Otosansürsüz
Yargının bağımsızlığını, toplumsal ahlakınsa evrensel etik değerleri kaybettiği şu dönemde sosyal medyada her şey yargılanıyor.
Anayasaya bile uyulmayan bir ülkede insanların fikir ve görüşlerini ayrımcılık ya da nefret içermeyecek şekilde ifade etmesini beklemek zor. İktidar dili herkese sirayet ediyor.
Hayatla başa çıkabilmek için sığınılan alaycılık, korkunç bir silaha dönüşüyor.
Yanlış ifade sığınak aramazken, iyi, doğru, güzel bir andan bahsetmek ya da bir dayanışma çağrısı yapmak nefreti bir sağanak gibi üzerine çekebiliyor.
Bu da zamanla yazanlarda otosansüre sebep oluyor.
“Mutlu olmak ayıp oldu bu memlekette” diyorduk, şu an ayıbı geçti, terbiyesizlik olarak addediliyor.
Mutluluk oysa, vurdumduymazlıkla korunmuş uzun gamsız süreçleri değil, anlık iyi olma hallerini tanımlıyor.
Paylaşıldıkça çoğalır denirdi bir zamanlar, şimdilerde paylaşıldıkça paylaşanı pişman ediyor.
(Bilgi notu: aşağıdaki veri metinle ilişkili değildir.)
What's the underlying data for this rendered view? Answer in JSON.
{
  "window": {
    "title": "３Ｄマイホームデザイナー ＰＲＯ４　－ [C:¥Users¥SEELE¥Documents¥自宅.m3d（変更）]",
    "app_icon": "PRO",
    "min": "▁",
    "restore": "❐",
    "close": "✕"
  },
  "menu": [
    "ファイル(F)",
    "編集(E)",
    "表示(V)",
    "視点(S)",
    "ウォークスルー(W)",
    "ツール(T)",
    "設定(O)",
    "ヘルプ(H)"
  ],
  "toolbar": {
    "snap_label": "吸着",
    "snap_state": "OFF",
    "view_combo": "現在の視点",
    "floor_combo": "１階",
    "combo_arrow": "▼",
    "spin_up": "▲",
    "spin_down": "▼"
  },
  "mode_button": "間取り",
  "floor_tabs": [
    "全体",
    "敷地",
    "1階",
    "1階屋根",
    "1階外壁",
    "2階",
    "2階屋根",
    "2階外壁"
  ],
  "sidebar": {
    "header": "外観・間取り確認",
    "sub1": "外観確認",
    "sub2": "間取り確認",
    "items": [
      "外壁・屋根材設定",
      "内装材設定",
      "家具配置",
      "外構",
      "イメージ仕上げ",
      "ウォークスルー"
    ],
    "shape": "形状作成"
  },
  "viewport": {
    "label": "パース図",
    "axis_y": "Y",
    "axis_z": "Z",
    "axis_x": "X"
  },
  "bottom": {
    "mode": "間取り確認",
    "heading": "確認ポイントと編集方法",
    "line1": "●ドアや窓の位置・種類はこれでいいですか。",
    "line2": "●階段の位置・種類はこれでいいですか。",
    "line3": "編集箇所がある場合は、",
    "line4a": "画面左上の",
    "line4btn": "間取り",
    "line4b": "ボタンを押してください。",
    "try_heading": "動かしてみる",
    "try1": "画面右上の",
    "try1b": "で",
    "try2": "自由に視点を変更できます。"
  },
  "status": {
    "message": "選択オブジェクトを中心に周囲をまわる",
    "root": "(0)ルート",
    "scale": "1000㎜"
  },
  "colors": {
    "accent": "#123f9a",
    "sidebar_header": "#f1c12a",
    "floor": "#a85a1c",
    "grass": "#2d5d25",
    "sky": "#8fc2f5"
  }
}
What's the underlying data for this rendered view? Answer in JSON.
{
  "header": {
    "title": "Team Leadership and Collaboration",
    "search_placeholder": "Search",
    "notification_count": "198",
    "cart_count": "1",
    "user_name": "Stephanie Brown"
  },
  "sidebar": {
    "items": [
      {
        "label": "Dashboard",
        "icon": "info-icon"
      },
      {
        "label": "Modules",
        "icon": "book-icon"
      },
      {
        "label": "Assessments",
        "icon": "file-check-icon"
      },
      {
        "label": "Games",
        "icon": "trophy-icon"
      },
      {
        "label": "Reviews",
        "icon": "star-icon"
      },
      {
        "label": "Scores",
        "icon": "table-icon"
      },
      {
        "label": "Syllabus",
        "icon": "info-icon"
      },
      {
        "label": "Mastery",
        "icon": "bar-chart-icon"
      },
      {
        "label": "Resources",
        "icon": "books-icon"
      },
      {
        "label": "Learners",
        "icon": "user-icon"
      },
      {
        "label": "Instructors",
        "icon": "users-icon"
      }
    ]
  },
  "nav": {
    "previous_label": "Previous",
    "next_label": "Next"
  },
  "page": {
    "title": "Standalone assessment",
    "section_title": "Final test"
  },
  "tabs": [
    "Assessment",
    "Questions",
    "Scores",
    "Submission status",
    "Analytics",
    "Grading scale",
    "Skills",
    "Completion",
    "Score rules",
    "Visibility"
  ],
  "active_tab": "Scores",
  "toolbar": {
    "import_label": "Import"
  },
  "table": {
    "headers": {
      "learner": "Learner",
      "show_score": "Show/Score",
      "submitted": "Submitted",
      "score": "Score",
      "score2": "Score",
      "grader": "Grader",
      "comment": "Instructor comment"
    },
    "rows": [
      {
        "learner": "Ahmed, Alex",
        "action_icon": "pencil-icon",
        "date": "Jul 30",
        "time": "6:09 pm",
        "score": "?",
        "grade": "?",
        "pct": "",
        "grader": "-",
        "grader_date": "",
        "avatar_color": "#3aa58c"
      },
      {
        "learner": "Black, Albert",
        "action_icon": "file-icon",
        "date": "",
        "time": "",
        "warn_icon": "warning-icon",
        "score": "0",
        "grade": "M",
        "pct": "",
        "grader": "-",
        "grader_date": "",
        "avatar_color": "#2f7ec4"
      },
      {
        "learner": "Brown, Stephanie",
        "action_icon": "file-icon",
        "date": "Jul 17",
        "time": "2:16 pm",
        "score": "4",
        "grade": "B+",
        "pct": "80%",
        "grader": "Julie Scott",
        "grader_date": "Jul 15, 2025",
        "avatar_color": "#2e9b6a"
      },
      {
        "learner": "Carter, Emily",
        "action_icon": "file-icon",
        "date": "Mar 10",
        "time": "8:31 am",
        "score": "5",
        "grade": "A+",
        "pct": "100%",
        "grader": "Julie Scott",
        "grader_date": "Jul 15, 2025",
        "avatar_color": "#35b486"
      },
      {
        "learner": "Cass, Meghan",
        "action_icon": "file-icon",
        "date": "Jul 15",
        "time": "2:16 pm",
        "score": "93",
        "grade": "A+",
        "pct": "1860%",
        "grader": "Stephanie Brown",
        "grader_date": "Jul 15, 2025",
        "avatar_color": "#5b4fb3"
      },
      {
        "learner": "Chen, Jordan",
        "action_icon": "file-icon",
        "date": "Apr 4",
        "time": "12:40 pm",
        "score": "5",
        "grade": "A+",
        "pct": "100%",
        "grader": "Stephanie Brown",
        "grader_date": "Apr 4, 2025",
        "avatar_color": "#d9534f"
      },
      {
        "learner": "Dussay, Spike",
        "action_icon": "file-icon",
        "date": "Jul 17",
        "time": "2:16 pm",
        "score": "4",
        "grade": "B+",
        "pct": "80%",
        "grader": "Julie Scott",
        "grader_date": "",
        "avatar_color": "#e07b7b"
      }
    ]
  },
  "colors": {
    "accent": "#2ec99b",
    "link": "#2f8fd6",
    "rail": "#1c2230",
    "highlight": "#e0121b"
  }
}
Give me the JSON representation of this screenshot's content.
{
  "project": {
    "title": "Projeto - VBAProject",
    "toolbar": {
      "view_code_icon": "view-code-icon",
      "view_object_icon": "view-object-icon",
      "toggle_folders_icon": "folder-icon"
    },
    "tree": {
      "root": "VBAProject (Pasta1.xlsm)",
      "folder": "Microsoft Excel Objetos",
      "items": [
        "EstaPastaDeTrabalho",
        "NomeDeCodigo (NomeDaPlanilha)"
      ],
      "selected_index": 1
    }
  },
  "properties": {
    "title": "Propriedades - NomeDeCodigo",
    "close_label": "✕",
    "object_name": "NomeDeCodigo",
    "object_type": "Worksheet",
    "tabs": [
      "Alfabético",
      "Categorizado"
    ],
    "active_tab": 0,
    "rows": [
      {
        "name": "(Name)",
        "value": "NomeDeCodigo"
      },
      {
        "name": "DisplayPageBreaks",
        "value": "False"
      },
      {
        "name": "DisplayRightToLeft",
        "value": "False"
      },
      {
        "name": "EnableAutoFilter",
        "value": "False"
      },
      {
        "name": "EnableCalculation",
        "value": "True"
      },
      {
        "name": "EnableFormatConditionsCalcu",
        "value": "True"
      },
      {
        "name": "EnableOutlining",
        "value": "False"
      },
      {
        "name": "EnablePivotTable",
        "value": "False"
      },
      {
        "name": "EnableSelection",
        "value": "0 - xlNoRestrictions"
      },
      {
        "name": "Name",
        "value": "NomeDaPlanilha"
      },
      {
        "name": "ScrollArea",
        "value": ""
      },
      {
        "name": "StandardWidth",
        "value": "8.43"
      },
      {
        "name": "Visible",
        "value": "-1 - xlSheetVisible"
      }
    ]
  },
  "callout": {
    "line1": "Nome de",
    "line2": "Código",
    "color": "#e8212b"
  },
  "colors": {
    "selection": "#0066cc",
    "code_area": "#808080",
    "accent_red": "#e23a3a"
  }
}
Ana konu bu değil ama fark ettim ki canımızı birileri sıkmasın diye yuttuğumuz her söz otosansür, bu da faşizme boyun eğmekten çok farklı değil. Alanımız daraldıkça daralıyor, boğuluyoruz.
Yazıya parantezler açayım dedim, bunu gazetedeki köşeme değil, sosyal medyaya yazıyor olsam ne çok gol yiyecektim kim bilir?
Bu günlerde sürekli bir “değişim” lafı konuşuluyor. Konuşuluyor, söz üretiliyor sürekli, televizyonlarda konuşuluyor, basın toplantılarında, grup toplantılarında, röportajlarda.
Değişim eyleme geçmiyor, yakın zamanda da pek beklenmiyor. Söz hep eylemden uzun vakit alır yurdumuzda.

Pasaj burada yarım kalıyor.